Trata-se de uma posição contra Trump, que promete abandonar o Acordo Transpacífico (TPP) de livre-comércio, erguer barreiras alfandegárias para seus vizinhos e com a China, sob a crítica da Organização Mundial de Comércio (OMC).
Com o próximo presidente americano, a União Europeia (UE) e a China “se transformam nos principais atores internacionais que defendem a abertura de intercâmbios comerciais”, comentou em dezembro o ex-diretor-geral OMC, Pascal Lamy. “Mas é necessário que as palavras se confirmem com os fatos”, acrescenta.
A China, primeira potência comercial do mundo, suscita efetivamente um certo ceticismo.
A UE e os Estados Unidos acusam a China de dumping, de medidas protecionistas que penalizam os produtos importados e de restringir o acesso às empresas estrangeiras.
Segundo admitem as autoridades chinesas, um total de 119 procedimentos foram lançados em 2016, por 27 países, contra as práticas comerciais do regime comunista: uma alta de 37% em um ano.
As rotas da sedaA segunda economia mundial abriu novos mercados, “novas rotas da seda” no continente euro-asiático, e promete investimentos em infraestruturas da Ásia Central para melhorar os intercâmbios regionais.
A China quer reativar também um acordo de livre-comércio com a Ásia oriental e com as potências regionais.
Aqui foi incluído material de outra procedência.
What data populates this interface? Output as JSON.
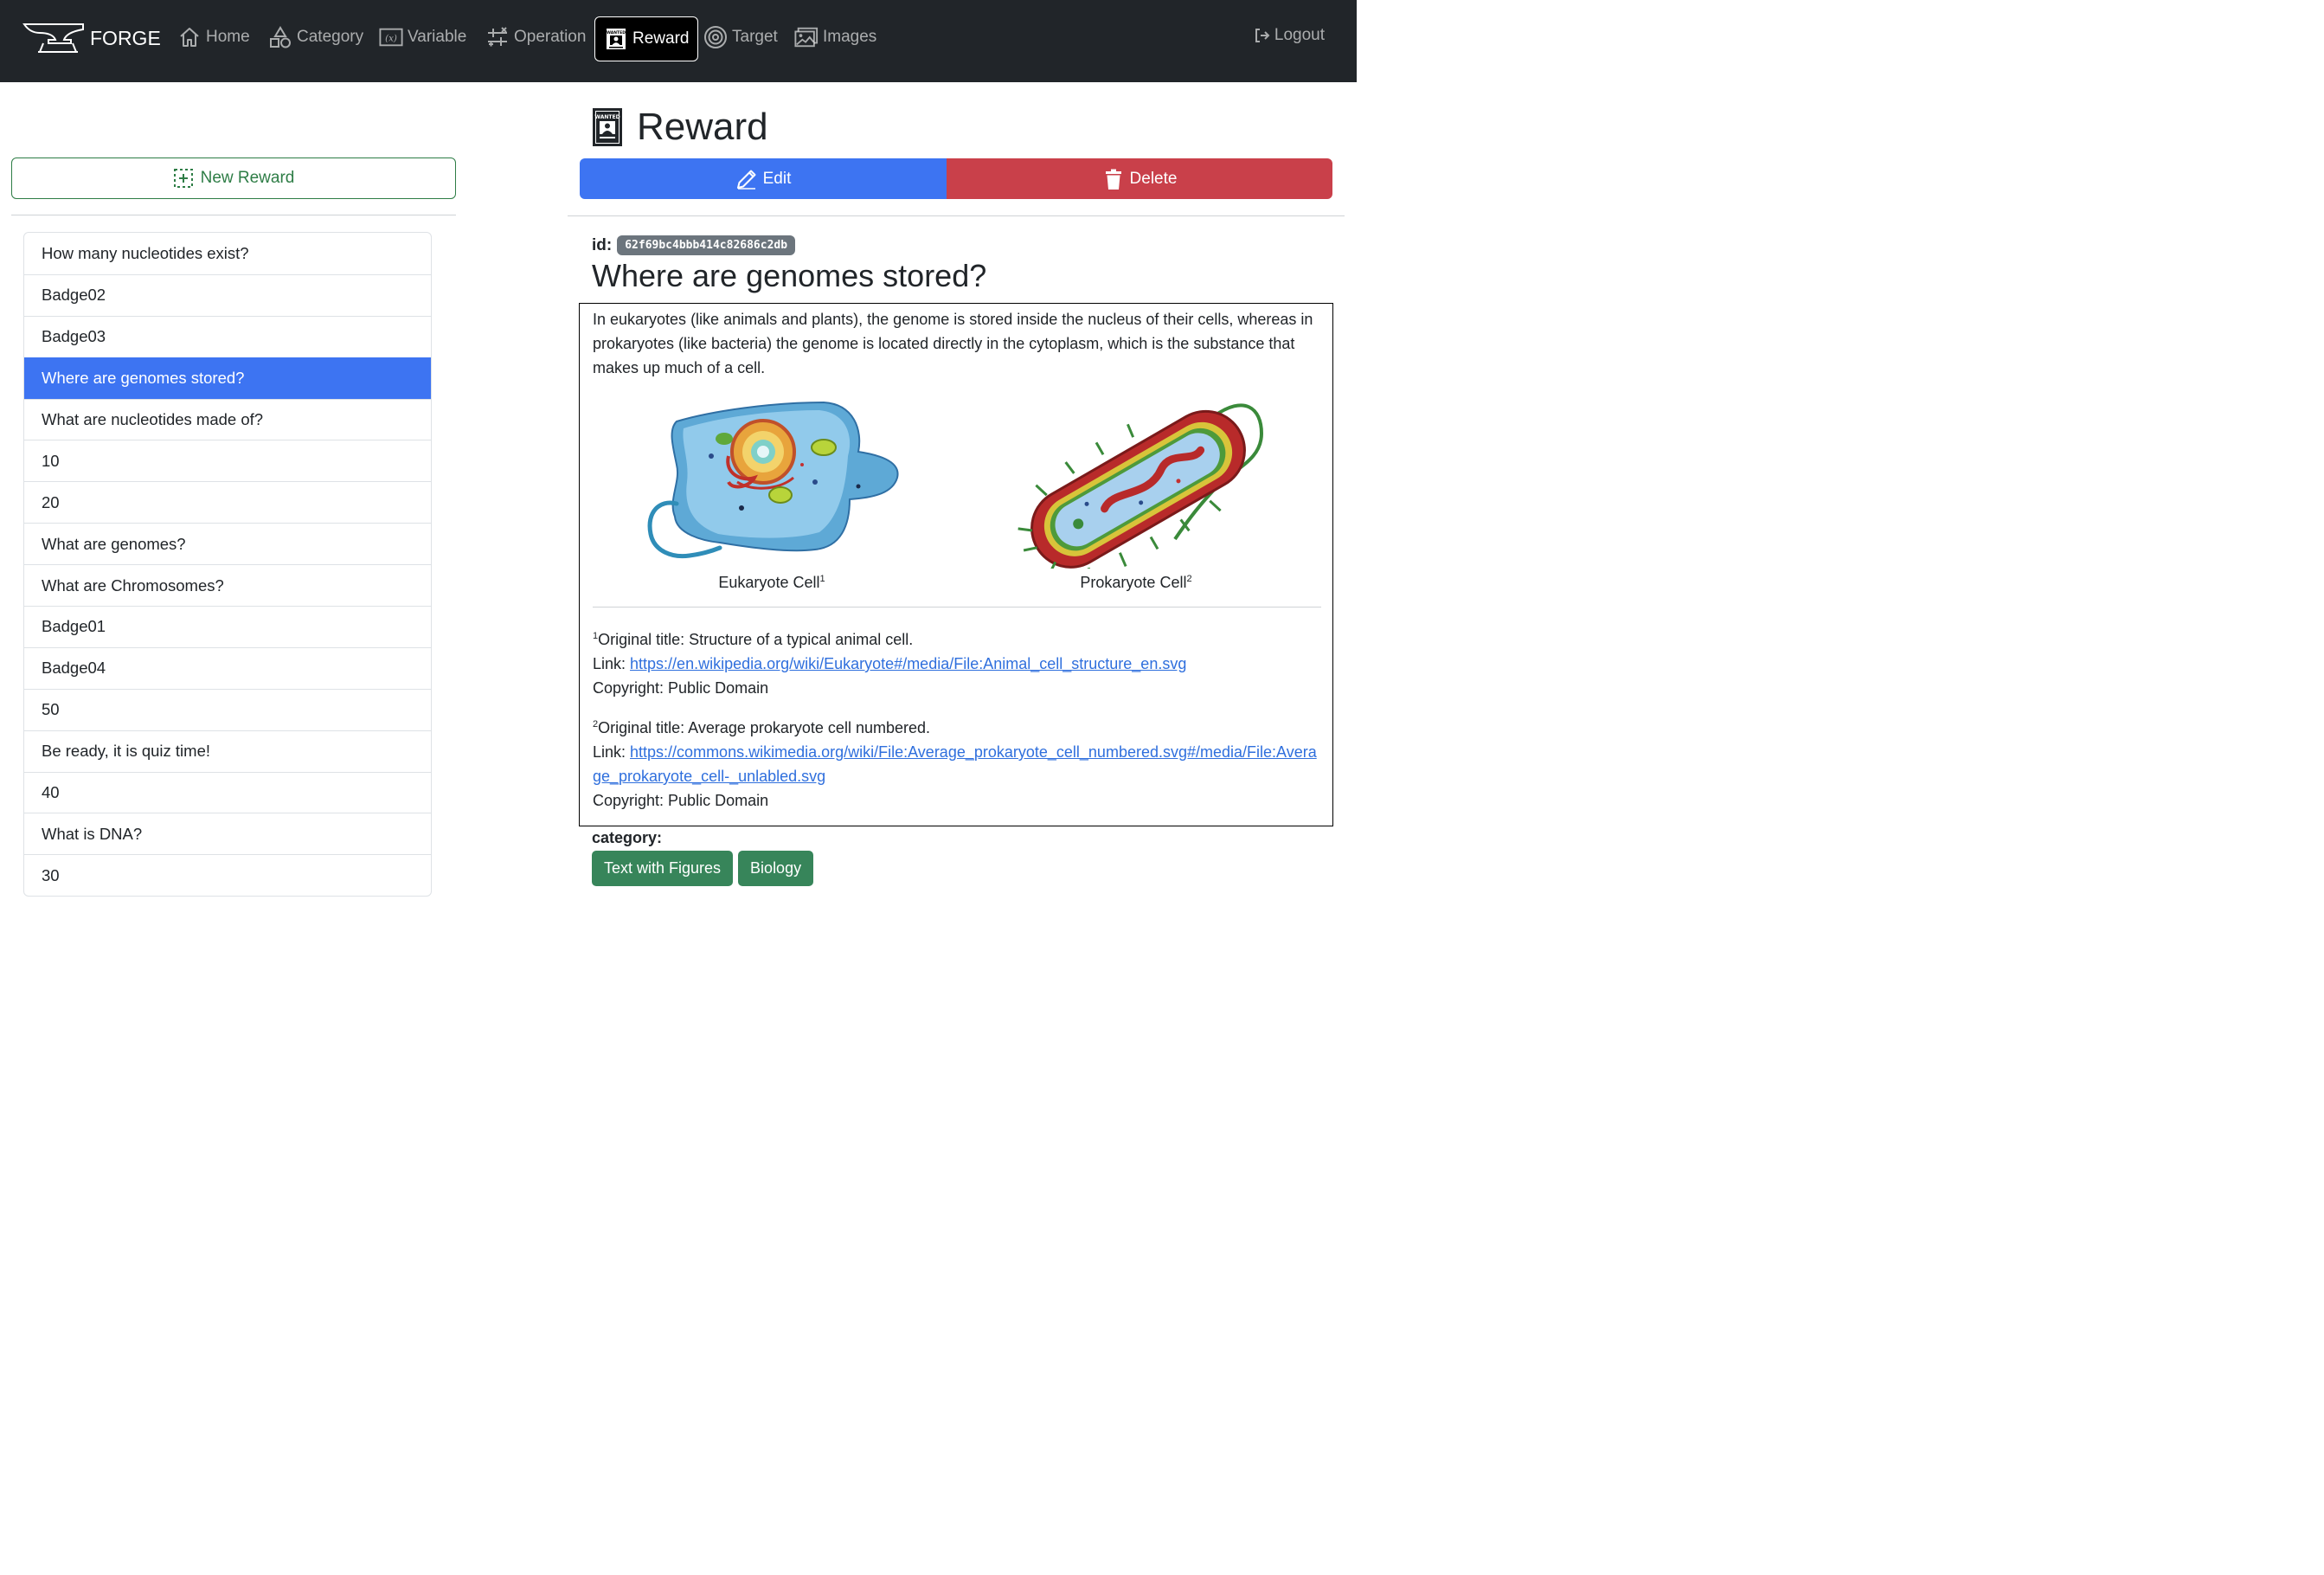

No entanto, segundo os especialistas, defende antes de tudo os seus interesses, e concede reciprocidade a conta-gotas.
Pequim tampouco hesita em usar seu comércio como ferramenta de represália: as importações de salmão norueguês despencaram depois do Nobel da paz ao dissidente Liu Xiaobo.
Membro da OMC desde 2001, “a China é excelente para usar os instrumentos multilaterais para o próprio interesse” ao “insistir na letra” em detrimento do “espírito” das instituições internacionais, afirma Andrew Polk, analista da Medley Advisors.
Além disso, a economia chinesa, alimentada por um maciço superávit comercial, “é estruturalmente incompatível” com o papel de “líder do comércio mundial”, adverte em um relatório Michael Pettis, professor na Universidade de Pequim.
Modelo de economia dirigidaA China continua sendo “um modelo de economia dirigida” com subsídios públicos, seus enormes grupos estatais e seu controle de capitais, algo totalmente oposto aos cânones do liberalismo econômico.
Agora, após a queda dos intercâmbios comerciais da China em 2016 (-6,9% entre janeiro e novembro), o gigante asiático quer reativar seu comércio internacional.
A cota do comércio em seu PIB passou de 66% em 2006 para 40,7% em 2015, segundo Banco mundial, mas continua sendo um importante motor de crescimento.
As exportações chinesas sofrem pelo encarecimento da mão de obra no país, o que impulsiona várias empresas a deslocar sua produção para o sudeste asiático ou para a Etiópia. Ao mesmo tempo, Pequim quer que suas exportações ganhem valor agregado.
“Parece pouco provável que uma saída americana da liderança mundial gere um sistema comercial ordenado em que o epicentro passe de Washington para Pequim”, opina Pettis.
“Parece que voltaríamos à situação de antes de Bretton-Woods (1945), com incessantes conflitos comerciais e querelas políticas”.